Il a tapé dans l’œil de Villas-Boas
Il faut oublier la signature promise. Pour revenir à son meilleur niveau, Lihadji mettra près de deux ans. Les appuis sont moins prononcés, certains observateurs moquent sa puissance de frappe, alors faiblarde, ses corners qui n’arriveraient même pas au premier poteau. Les recruteurs du PSG et de City ont disparu. Il ne reste plus que deux formateurs de l’OGC Nice, Franck Sale et Jean-Marc Luvera, qui ont parié sur lui quoi qu’il arrive. Lihadji doit s’engager avec le club azuréen, mais José Anigo tente une ultime manœuvre pour l’OM. Via son ami Christian Bandikian, patron de la boîte de nuit Le Mistral à Aix-en-Provence et père de Tom, qui évolue aussi chez les jeunes à l’OM, Anigo provoque un rendez-vous avec Nabil Hannachi. Jean-Luc Cassini, futur patron de la formation olympienne, aura ce mot lors des discussions : « On a raté Zidane, alors si on rate Isaac… » On s’en remettra ? Lihadji s’engage quand même avec l’OM, à l’été 2014, tibia à peine déplâtré, tout comme son ami Yassine Benhattab, dit « Zino », aujourd’hui à Niort (L 2).
Malgré la défiance de Cassini, Lihadji s’accrochera, jusqu’à taper dans l’œil d’André Villas-Boas, le nouvel entraîneur de l’OM. Depuis le 14 juillet, des discussions sont en cours pour la signature d’un premier contrat professionnel. « Zino et Isaac sont revenus nous voir à Septèmes fin août, confie Farid Nasri. Isaac, il est trop sage… Une fois, je l’ai emmené déjeuner à La Ciotat avec ma femme et ma fille, il n’a pas dit un mot du repas. » Daniel se marre : « Pour moi, c’est le “caméléon”, il passe partout. Isaac, c’est le respect incarné, il peut être discret à mort. Mais avec les copains, il se lâche, il adore le coupé-décalé ! On aime aller à la plage à Corbières, après l’Estaque... On est tous allés le voir lors de l’amical face à Naples (0-1, le 5 août, Lihadji était entré à la 69e), on était tellement fiers ! »

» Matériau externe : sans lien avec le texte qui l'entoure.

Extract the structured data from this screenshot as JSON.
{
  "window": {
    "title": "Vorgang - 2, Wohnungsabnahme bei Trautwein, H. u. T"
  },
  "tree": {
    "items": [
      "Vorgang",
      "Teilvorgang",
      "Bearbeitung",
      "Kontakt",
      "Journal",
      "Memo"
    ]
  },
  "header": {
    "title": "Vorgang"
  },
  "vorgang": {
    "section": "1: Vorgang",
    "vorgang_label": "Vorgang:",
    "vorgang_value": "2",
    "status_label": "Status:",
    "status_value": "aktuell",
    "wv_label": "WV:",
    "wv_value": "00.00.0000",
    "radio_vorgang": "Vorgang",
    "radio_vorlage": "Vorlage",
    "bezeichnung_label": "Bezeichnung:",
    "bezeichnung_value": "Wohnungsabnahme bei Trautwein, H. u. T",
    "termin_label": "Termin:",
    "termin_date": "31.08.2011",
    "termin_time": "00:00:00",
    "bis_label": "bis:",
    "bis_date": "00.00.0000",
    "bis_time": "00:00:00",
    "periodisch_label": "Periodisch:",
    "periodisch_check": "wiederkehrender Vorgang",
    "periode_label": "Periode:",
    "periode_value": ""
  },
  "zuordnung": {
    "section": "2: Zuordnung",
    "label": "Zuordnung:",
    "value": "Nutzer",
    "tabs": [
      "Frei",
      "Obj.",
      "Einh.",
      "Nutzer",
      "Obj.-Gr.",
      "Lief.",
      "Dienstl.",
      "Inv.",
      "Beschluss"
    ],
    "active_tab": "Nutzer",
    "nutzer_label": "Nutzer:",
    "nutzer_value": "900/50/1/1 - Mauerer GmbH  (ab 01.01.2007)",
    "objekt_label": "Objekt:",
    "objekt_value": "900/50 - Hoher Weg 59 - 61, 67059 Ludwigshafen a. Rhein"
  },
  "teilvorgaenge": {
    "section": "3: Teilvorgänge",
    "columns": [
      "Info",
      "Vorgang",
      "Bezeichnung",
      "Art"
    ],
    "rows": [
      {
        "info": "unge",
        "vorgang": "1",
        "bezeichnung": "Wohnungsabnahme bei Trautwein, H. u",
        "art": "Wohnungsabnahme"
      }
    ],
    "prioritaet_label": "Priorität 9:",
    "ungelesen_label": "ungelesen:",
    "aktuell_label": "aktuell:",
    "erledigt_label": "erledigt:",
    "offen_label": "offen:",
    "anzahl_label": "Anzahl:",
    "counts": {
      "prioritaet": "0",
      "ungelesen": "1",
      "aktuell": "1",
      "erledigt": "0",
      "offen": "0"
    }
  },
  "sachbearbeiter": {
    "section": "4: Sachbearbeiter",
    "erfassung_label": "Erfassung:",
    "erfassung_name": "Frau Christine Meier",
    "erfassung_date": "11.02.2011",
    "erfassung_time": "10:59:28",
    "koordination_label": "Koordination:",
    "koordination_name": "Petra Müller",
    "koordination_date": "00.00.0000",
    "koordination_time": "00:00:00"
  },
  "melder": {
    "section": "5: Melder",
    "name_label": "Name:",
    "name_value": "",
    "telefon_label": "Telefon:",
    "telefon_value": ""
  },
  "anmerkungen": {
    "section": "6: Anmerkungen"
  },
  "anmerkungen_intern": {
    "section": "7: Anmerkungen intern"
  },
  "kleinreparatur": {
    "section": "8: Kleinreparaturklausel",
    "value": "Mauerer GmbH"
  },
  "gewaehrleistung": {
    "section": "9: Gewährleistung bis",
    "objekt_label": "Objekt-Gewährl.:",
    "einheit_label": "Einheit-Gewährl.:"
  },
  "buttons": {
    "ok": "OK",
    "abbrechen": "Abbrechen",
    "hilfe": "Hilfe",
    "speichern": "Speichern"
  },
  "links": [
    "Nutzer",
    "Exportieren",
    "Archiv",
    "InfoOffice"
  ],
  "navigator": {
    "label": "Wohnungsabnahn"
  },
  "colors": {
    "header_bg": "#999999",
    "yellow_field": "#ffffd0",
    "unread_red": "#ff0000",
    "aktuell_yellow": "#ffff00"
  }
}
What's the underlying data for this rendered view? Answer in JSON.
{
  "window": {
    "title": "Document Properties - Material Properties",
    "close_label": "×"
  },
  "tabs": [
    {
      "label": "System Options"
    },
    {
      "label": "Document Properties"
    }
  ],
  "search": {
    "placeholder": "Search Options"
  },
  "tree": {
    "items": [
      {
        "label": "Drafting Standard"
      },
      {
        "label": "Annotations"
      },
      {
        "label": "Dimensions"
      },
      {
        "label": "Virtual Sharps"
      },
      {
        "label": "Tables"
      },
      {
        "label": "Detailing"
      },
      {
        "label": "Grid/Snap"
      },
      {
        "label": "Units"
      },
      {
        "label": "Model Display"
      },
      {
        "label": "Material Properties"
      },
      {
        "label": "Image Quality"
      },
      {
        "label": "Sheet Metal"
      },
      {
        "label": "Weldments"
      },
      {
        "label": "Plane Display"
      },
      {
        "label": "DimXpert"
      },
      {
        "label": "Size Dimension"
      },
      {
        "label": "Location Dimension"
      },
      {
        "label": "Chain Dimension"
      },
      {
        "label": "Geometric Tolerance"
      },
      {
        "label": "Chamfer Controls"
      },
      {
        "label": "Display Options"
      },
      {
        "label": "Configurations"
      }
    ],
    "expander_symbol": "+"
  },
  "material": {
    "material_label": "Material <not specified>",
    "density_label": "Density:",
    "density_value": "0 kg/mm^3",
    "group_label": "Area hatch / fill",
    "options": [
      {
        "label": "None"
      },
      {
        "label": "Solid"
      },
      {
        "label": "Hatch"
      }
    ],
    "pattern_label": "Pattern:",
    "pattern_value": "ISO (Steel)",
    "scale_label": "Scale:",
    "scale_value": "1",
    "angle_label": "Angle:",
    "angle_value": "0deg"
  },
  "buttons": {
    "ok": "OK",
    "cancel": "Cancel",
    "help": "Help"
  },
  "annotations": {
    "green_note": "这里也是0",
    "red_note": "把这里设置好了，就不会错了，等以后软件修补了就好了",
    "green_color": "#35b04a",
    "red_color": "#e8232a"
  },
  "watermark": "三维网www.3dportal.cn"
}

Lors de son retour en équipe de France des moins de 18 ans, fin août, les coéquipiers et le staff lui ont fait une haie d’honneur à la suite de ses débuts. Après plusieurs années de pensionnat à la Commanderie, Lihadji est retourné auprès de sa mère, à Kallisté, dans un appartement bien plus spacieux de la tour I. Mariata continue de prendre le bus à l’aube pour aller faire des ménages dans le sud de la ville. Les 1 000 euros par mois du contrat aspirant d’Isaac ne sont pas de trop.